Comments on the April Jobs Report
Mark Thorpe
Driven financial leader, known for shaping impactful financial operations through industry-leading analysis and modeling
The Bureau of Labor Statistics released the April jobs report last Friday. And the news was not good. Headlines such as “Anticipation of 1 Million New Jobs Dashed” and “April’s Weak Jobs Report Shows Bumpy Times Could Be Ahead” abounded. The reported unemployment rate was 3.5% in February 2020 and is now 6.1%. While that is up substantially, looking over the course of the economic history of the USA 6.1% doesn’t sound too horrible.
Here are two facts that I think are not getting the attention they deserve in the discussion of unemployment and what to do about it.

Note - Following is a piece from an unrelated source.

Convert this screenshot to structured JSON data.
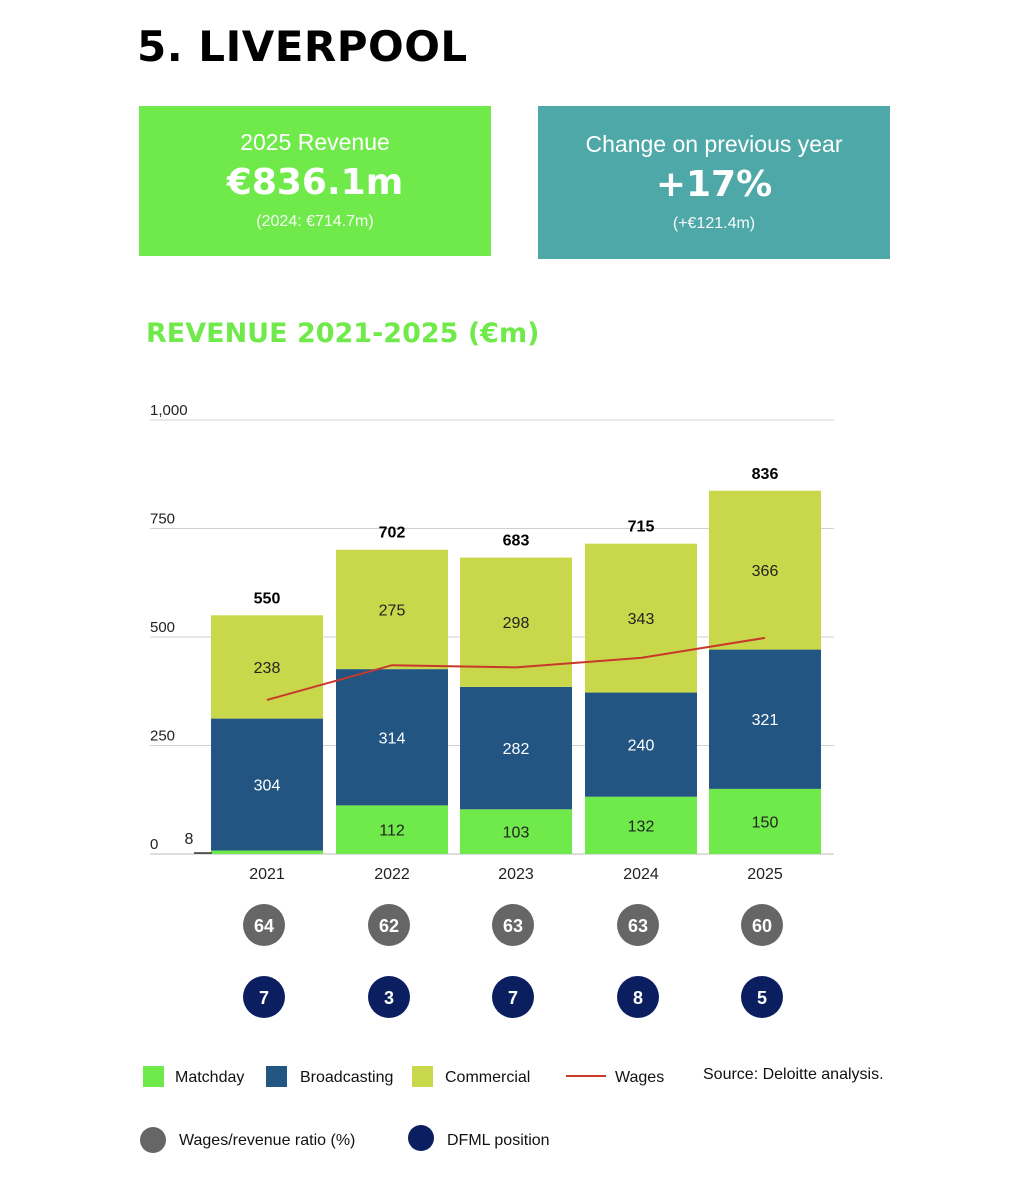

Fact #1: The headline unemployment rate only measures people looking for work. It excludes those individuals who have stopped looking for work. Between February 2020 and April 2021, the civilian non-institutionalized population over 16 in the USA rose by 1.5 million people. But the labor force shrank by 3.5 million people. Let that sink in for a moment. Roughly 5 million people stopped looking for work and left the work force as defined by the government.
Population grew 1.5 million
Employed Americans shrank by 7.5 million
Those unemployed (meaning no job but looking for work) grew by 4.1 million
Those who left the workforce grew by 4.9 million
Fact #2: People laid off early in the pandemic are the ones hurting the most – they are the ones who are not being re-hired.
Prior to the pandemic, only 19% of the unemployed had been off work for more than 26 weeks. According to the April jobs report, 43% of the unemployed have been off work 27 weeks or more. That is 4.2 million people still looking for work after 6 months of unemployment.